Precision Medicine News

Personalized Predictive Models for Kidney Injury Outperform Traditional Methods

Researchers have developed personalized models for acute kidney injury risk estimation, which outperform standard models across diverse patient populations.

Two kidneys on a dark blue background

Source: Getty Images

By Shania Kennedy

- A new study published in JAMA Network Open earlier this month showed that personalized artificial intelligence (AI) models for acute kidney injury (AKI) risk prediction, which use common EHR variables, yielded improved and more equitable estimations than traditional models.

AKI occurs suddenly when the kidneys cannot filter waste products from the blood and can quickly become life-threatening, according to Mayo Clinic. The condition is most common in hospitalized patients, especially those critically ill or in the intensive care unit (ICU). Though AKI is severe and can be fatal, it can also be reversed depending on the patient’s overall health and other factors.
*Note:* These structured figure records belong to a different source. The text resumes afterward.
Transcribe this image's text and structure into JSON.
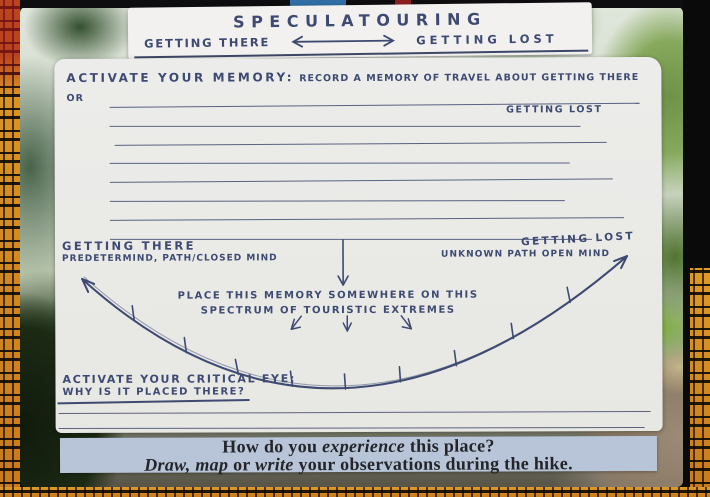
{
  "title_card": {
    "title": "SPECULATOURING",
    "left_end": "GETTING THERE",
    "right_end": "GETTING LOST"
  },
  "memory_section": {
    "prompt_heading": "ACTIVATE YOUR MEMORY:",
    "prompt_rest": "RECORD A MEMORY OF TRAVEL ABOUT GETTING THERE OR",
    "prompt_wrap": "GETTING LOST",
    "ruled_lines_count": 8
  },
  "spectrum": {
    "left_title": "GETTING THERE",
    "left_subtitle": "PREDETERMIND, PATH/CLOSED MIND",
    "right_title": "GETTING LOST",
    "right_subtitle": "UNKNOWN PATH OPEN MIND",
    "instruction_line1": "PLACE THIS MEMORY SOMEWHERE ON THIS",
    "instruction_line2": "SPECTRUM OF TOURISTIC EXTREMES",
    "tick_count": 9
  },
  "critical_section": {
    "prompt_line1": "ACTIVATE YOUR CRITICAL EYE:",
    "prompt_line2": "WHY IS IT PLACED THERE?",
    "ruled_lines_count": 2
  },
  "footer_strip": {
    "line1_normal1": "How do you ",
    "line1_italic": "experience",
    "line1_normal2": " this place?",
    "line2_italic1": "Draw, map",
    "line2_normal1": " or ",
    "line2_italic2": "write",
    "line2_normal2": " your observations during the hike."
  },
  "colors": {
    "ink": "#3e4a72",
    "card": "#eaeae7",
    "footer_bg": "#b8c4d7",
    "fabric_orange": "#d1891f"
  }
}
Thus, risk estimation and effective intervention are critical.

The rise of personalized medicine has spurred an interest in individualized modeling and risk estimation, particularly for conditions common in hospitals and inpatient settings, the researchers noted. However, diseases with various causes, such as AKI, provide additional challenges for risk estimation. In this study, the researchers aimed to develop a personalized AKI risk estimation model and examine whether the model was more effective than traditional global and subgroup models.

The researchers began by analyzing EHR data from 76,957 inpatient encounters at one tertiary care hospital from Nov. 1, 2007, to Dec. 31, 2016. Patients over 18 years who had been hospitalized for two or more days during the study period were included in the analysis. Any patients with moderate or severe kidney dysfunction at admission were excluded.

The data was used to develop and validate global, subgroup, and personalized AKI risk estimation models. AKI was defined using the Kidney Disease: Improving Global Outcomes serum creatinine criteria, and the models were tasked with estimating AKI in general, high-risk, and low-risk patient cohorts.

AKI occurred in 7,259 patients. The personalized model outperformed both the global and subgroup models across all patient cohorts based on the area under the receiver operating characteristic curve (AUROC), a common metric used to evaluate the performance of AI models. The personalized model achieved an AUROC of 0.78 compared to the global model, which achieved an AUROC of 0.76 in general inpatients.

Similarly, the personalized model achieved an AUROC of 0.79 compared to 0.75 for the high-risk inpatients; and 0.74 compared to 0.71 for low-risk inpatients.

The personalized model achieved similar results compared to the subgroup models. It attained a mean AUROC increase of 0.05 over the subgroup models.

The researchers also evaluated the performance of the personalized model in detecting patients with AKI. They found that the personalized model can identify 11.97 percent to 20.95 percent more AKI patients than the global models and 7.18 percent to 13.45 percent more than the subgroup models.

These findings indicate that personalized modeling offers an improved AKI risk estimation approach that can be used across diverse patient subgroups, the researchers stated. However, more research is needed to further advance clinical and personalized risk estimation in this area.